Mining towns continue to have high vacancies and falling rents: SQM
A number of mining towns are recording ongoing falls in vacancies, signalling that the housing bust in the mining towns is possibly coming to an end, according to SQM Research’s latest newsletter.
Residential vacancies in Karratha, Port Hedland, Mackay and Gladstone are all down compared to his time last year.
Reflecting its high vacancy rate, Darwin continues to record big falls in asking rents, with units falling by another 2.5 percent for the month of January (houses down 0.1 percent).
Perth continues to record the largest yearly declines.
However, rents did rise slightly for the month at 1.1 percent for houses and 0.5 percent for units.
Meanwhile, Hobart is the strongest rental market in the nation with rents up by 6.7 percent for houses in January and 11.6 percent for units.
As noted, Hobart also has the lowest vacancy rate of all capital cities at just 0.7 percent.
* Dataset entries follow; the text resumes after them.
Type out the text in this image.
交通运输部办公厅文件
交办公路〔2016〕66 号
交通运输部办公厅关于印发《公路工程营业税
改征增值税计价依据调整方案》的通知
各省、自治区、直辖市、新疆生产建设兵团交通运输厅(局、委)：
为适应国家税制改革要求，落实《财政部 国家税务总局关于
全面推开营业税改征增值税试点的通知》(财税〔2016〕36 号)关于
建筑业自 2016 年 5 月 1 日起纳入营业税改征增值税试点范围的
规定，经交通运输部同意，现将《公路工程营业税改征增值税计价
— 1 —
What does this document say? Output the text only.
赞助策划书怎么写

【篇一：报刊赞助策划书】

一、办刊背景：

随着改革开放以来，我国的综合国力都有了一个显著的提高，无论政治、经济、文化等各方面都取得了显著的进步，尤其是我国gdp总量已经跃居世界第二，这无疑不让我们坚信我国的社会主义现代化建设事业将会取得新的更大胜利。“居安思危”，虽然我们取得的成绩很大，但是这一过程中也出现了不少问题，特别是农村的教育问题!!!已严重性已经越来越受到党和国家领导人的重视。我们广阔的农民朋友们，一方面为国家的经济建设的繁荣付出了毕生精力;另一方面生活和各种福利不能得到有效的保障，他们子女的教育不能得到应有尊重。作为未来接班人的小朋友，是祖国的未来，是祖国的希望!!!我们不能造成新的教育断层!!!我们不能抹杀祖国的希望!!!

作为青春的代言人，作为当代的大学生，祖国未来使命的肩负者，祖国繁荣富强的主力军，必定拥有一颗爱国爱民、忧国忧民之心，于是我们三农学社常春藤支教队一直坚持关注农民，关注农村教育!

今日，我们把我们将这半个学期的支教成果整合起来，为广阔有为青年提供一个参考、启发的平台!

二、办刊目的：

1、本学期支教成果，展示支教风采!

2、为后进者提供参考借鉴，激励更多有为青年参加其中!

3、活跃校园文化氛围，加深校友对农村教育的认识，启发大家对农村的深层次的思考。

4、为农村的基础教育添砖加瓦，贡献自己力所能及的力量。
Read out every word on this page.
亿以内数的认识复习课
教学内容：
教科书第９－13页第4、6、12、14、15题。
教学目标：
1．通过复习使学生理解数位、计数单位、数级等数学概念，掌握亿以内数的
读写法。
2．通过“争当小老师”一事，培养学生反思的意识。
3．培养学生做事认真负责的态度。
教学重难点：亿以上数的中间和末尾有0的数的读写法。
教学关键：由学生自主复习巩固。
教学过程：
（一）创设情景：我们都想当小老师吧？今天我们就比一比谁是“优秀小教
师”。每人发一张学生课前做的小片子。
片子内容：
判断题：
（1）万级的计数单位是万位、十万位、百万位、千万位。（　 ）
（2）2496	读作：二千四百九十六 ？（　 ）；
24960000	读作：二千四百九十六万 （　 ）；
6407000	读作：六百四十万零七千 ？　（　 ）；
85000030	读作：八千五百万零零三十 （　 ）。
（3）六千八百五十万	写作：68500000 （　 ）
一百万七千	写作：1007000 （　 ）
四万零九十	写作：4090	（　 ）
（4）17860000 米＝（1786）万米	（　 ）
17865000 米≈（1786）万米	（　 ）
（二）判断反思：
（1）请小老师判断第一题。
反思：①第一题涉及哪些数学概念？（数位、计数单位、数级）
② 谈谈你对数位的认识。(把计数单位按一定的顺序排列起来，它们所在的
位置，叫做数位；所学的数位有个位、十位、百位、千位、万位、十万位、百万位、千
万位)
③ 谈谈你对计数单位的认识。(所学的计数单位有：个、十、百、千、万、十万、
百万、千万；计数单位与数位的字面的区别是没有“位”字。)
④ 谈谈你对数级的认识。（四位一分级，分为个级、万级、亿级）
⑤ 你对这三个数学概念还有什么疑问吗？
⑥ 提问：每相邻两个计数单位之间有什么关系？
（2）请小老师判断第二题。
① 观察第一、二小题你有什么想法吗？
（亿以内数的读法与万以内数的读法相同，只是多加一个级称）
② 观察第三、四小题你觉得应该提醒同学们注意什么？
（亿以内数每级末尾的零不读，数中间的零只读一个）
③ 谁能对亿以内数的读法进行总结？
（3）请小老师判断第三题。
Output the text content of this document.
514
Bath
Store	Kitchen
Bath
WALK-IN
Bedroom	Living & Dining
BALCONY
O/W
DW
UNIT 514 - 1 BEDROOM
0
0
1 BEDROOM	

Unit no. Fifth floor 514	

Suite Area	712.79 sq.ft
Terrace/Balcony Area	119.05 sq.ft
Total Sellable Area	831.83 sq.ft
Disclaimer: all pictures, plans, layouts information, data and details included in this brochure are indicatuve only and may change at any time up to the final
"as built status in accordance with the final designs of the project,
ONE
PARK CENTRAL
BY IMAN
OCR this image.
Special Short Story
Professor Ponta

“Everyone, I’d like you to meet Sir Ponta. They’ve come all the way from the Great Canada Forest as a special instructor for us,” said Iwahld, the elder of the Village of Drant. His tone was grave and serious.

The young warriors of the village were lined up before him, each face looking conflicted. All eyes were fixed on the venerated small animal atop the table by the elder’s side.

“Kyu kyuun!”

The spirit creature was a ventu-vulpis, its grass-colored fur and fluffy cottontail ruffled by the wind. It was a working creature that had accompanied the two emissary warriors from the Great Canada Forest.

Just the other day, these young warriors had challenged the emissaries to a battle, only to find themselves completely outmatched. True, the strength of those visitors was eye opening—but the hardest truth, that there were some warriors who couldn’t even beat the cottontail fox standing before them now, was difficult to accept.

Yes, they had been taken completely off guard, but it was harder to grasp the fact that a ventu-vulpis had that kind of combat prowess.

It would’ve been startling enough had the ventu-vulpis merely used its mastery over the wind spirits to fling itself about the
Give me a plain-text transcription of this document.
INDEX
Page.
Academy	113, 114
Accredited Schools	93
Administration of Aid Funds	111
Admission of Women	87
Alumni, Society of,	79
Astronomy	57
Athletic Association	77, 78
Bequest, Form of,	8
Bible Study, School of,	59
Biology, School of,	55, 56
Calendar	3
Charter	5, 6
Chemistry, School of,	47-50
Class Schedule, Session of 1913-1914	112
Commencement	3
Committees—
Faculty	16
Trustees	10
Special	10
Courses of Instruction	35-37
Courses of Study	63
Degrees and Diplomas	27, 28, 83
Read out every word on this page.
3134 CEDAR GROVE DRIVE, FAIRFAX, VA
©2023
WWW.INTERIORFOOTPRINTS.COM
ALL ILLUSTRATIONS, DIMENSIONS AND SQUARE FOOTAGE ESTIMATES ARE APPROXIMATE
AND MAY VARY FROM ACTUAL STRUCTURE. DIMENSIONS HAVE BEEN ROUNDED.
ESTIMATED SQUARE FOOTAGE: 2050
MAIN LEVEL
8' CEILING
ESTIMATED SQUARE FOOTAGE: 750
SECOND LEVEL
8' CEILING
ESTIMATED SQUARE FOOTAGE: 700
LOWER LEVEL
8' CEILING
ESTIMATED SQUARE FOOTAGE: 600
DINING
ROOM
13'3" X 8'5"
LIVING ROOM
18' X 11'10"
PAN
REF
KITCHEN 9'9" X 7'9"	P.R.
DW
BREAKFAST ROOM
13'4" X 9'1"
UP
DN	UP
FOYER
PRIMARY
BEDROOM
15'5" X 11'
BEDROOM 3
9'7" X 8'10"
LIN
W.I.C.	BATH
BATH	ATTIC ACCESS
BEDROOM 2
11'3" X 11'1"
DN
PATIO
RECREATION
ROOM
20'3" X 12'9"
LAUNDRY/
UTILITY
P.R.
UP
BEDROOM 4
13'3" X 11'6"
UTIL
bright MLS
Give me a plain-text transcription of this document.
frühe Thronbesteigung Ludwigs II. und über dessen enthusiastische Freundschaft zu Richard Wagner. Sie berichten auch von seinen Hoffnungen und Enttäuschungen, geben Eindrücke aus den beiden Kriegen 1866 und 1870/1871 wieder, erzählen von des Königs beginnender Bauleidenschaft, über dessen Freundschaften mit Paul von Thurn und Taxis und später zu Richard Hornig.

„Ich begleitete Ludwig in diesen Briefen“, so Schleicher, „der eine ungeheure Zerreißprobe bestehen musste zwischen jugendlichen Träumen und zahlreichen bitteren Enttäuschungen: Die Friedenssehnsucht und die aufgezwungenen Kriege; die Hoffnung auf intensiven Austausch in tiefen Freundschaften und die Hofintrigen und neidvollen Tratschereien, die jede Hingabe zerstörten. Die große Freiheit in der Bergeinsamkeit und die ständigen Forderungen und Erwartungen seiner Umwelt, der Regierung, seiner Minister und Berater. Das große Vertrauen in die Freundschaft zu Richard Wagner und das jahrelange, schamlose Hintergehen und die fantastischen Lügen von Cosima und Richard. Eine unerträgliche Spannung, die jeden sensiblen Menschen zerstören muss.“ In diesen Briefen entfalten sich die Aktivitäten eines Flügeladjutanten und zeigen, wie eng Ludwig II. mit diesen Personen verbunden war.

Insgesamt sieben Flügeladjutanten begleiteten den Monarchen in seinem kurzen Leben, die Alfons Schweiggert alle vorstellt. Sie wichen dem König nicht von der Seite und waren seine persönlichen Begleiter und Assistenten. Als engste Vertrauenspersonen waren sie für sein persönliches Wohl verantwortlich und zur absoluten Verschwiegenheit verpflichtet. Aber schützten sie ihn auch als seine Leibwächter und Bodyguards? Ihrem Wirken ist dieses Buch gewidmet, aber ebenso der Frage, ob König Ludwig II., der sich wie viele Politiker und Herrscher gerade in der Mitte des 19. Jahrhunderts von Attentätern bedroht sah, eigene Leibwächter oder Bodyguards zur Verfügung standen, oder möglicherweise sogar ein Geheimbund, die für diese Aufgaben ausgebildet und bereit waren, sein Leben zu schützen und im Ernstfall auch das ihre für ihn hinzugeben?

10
Brisbane remains a flat rental market with falls in rents being recorded for units in the inner ring of between 2.5 percent to 5 percent declines, against the background of a relatively high vacancy rate of 3.3 percent.
Overall, rents continue to rise at about 2 percent per annum nationwide with some variability reflecting the mixed Australian housing market.
So far, the feared oversupply for Sydney and Melbourne has not yet eventuated and we are aware of some scaling back of developments, particularly in the Melbourne rental market.